When your original investment is distributed from the account, it is not taxable. However, all distributions from the account are considered to come from earnings until there are no more earnings left in the account. (In other words, distributions are considered to come in the least favorable order.)
Also, earnings distributions that occur prior to age 59.5 are subject to a 10% penalty, unless you meet one of a few exceptions:
- You (the owner of the annuity) have died,
- You (the owner of the annuity) are disabled,
- The distributions are part of a “series of substantially equal periodic payments” over your life or life expectancy (or the joint lives/life expectancies of you and a joint annuitant), or
- The distribution is allocable to your investment in the contract that occurred before August 14, 1982.
Finally, there’s no step-up in cost basis when you die.
Taxation of Nonqualified Annuities, after Annuitization
After annuitizing a nonqualified annuity (i.e., after you convert it from a liquid asset into a guaranteed stream of income, as discussed last week), payments from the annuity are taxed in the same way as payments from any other nonqualified immediate annuity. That is, part of each payment is nontaxable because it is considered to be a return of your basis (i.e., the amount that you put into the annuity), while the remaining portion of each payment is taxable as ordinary income. Eventually, if you live long enough to receive all of your basis back (i.e., the sum of the nontaxable portions of the payments eventually totals your basis), further payments will be entirely taxable.
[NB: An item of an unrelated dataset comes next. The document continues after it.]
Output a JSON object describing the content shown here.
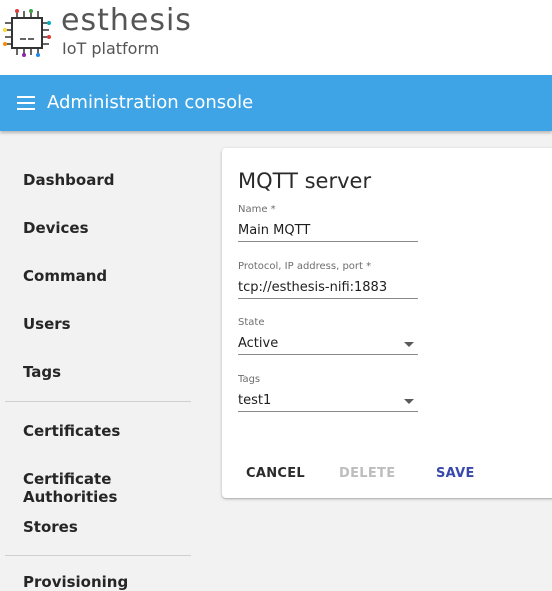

Tax Planning Considerations
In summary, relative to investing in a retirement account, investing in a nonqualified variable annuity provides only tax disadvantages. It’s essentially the same as nondeductible traditional IRA contributions (i.e., the least desirable type of retirement account contribution) but with two big disadvantages:
- Distributions are considered to happen in a less favorable order, and
- There’s no opportunity for Roth conversions.
Relative to investing in a taxable account, investing in a nonqualified variable annuity has one tax advantage (tax deferral) and a list of tax disadvantages (distributions of earnings are taxed at ordinary income tax rates when otherwise they might be taxed at lower rates, there’s no step-up in cost basis when you die, and there’s the possibility of a 10% penalty on early distributions).
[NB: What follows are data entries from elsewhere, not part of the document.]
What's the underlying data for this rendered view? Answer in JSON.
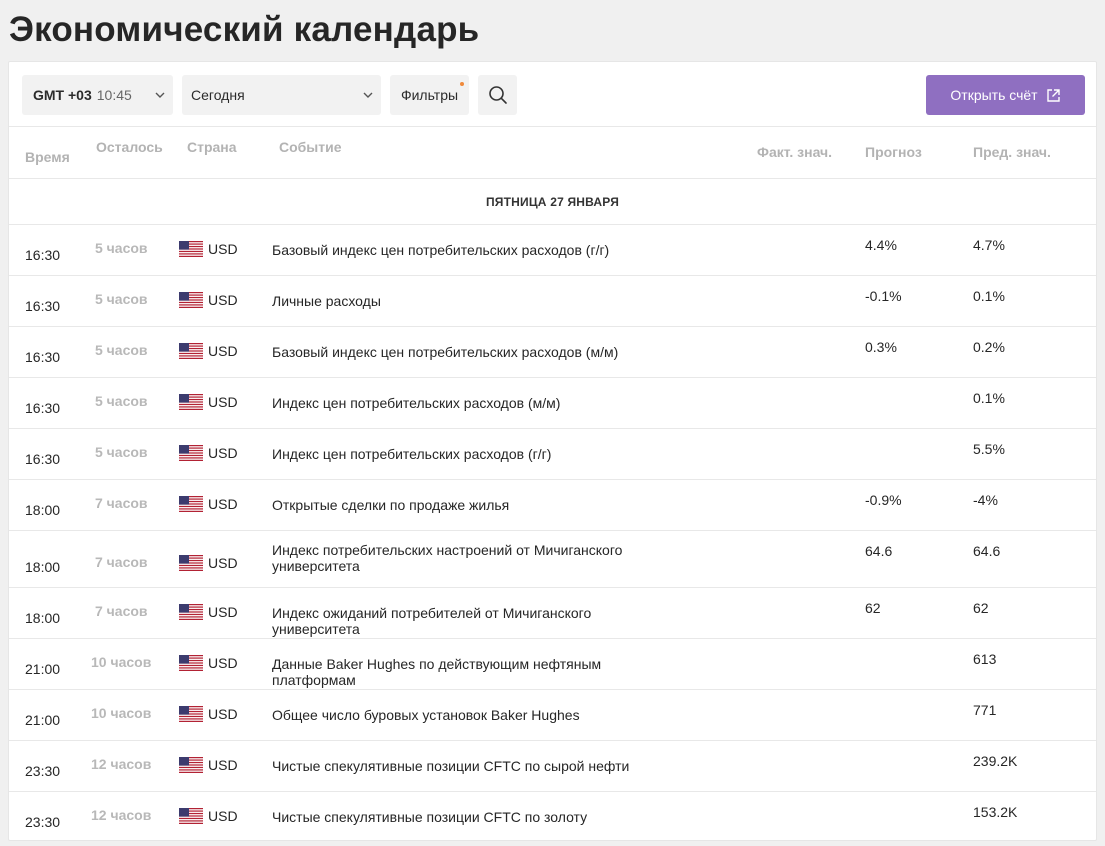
{
  "page_title": "Экономический календарь",
  "toolbar": {
    "timezone_label": "GMT +03",
    "timezone_time": "10:45",
    "date_value": "Сегодня",
    "filters_label": "Фильтры",
    "open_account_label": "Открыть счёт"
  },
  "columns": {
    "time": "Время",
    "remaining": "Осталось",
    "country": "Страна",
    "event": "Событие",
    "actual": "Факт. знач.",
    "forecast": "Прогноз",
    "previous": "Пред. знач."
  },
  "day_header": "ПЯТНИЦА 27 ЯНВАРЯ",
  "events": [
    {
      "time": "16:30",
      "remaining": "5 часов",
      "currency": "USD",
      "event": "Базовый индекс цен потребительских расходов (г/г)",
      "actual": "",
      "forecast": "4.4%",
      "previous": "4.7%"
    },
    {
      "time": "16:30",
      "remaining": "5 часов",
      "currency": "USD",
      "event": "Личные расходы",
      "actual": "",
      "forecast": "-0.1%",
      "previous": "0.1%"
    },
    {
      "time": "16:30",
      "remaining": "5 часов",
      "currency": "USD",
      "event": "Базовый индекс цен потребительских расходов (м/м)",
      "actual": "",
      "forecast": "0.3%",
      "previous": "0.2%"
    },
    {
      "time": "16:30",
      "remaining": "5 часов",
      "currency": "USD",
      "event": "Индекс цен потребительских расходов (м/м)",
      "actual": "",
      "forecast": "",
      "previous": "0.1%"
    },
    {
      "time": "16:30",
      "remaining": "5 часов",
      "currency": "USD",
      "event": "Индекс цен потребительских расходов (г/г)",
      "actual": "",
      "forecast": "",
      "previous": "5.5%"
    },
    {
      "time": "18:00",
      "remaining": "7 часов",
      "currency": "USD",
      "event": "Открытые сделки по продаже жилья",
      "actual": "",
      "forecast": "-0.9%",
      "previous": "-4%"
    },
    {
      "time": "18:00",
      "remaining": "7 часов",
      "currency": "USD",
      "event": "Индекс потребительских настроений от Мичиганского университета",
      "actual": "",
      "forecast": "64.6",
      "previous": "64.6"
    },
    {
      "time": "18:00",
      "remaining": "7 часов",
      "currency": "USD",
      "event": "Индекс ожиданий потребителей от Мичиганского университета",
      "actual": "",
      "forecast": "62",
      "previous": "62"
    },
    {
      "time": "21:00",
      "remaining": "10 часов",
      "currency": "USD",
      "event": "Данные Baker Hughes по действующим нефтяным платформам",
      "actual": "",
      "forecast": "",
      "previous": "613"
    },
    {
      "time": "21:00",
      "remaining": "10 часов",
      "currency": "USD",
      "event": "Общее число буровых установок Baker Hughes",
      "actual": "",
      "forecast": "",
      "previous": "771"
    },
    {
      "time": "23:30",
      "remaining": "12 часов",
      "currency": "USD",
      "event": "Чистые спекулятивные позиции CFTC по сырой нефти",
      "actual": "",
      "forecast": "",
      "previous": "239.2K"
    },
    {
      "time": "23:30",
      "remaining": "12 часов",
      "currency": "USD",
      "event": "Чистые спекулятивные позиции CFTC по золоту",
      "actual": "",
      "forecast": "",
      "previous": "153.2K"
    }
  ],
  "colors": {
    "accent": "#8f6fc1",
    "filter_dot": "#f08a3c",
    "muted": "#b3b3b3"
  }
}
So when would a nonqualified variable annuity offer a net tax benefit relative to simply investing in a taxable account? The ideal set of circumstances would be something along the lines of:
- You have a high marginal tax rate,
- You want to invest in an asset with high expected return and which does not receive very favorable tax treatment (e.g., high-yield bonds or REITs),
- You do not have room for that asset in your retirement accounts,
- You expect to hold the asset for a long time (such that the tax-deferral has many years to create significant value), and
- You expect to deplete the asset during your lifetime rather than leaving it to your heirs (otherwise you’d want a taxable account so they could receive a step-up in cost basis).
Suffice to say, that situation is very uncommon. Most people have plenty of space in their retirement accounts to hold any high-return, tax-inefficient assets they want to own.
*I say “almost” here because a qualified variable annuity that has been annuitized has slightly different tax treatment than other things within a retirement account. Specifically, after reaching age 70.5, there is no need to calculate an RMD for the annuity. Instead, each year the payment from the annuity is simply considered to be the RMD amount.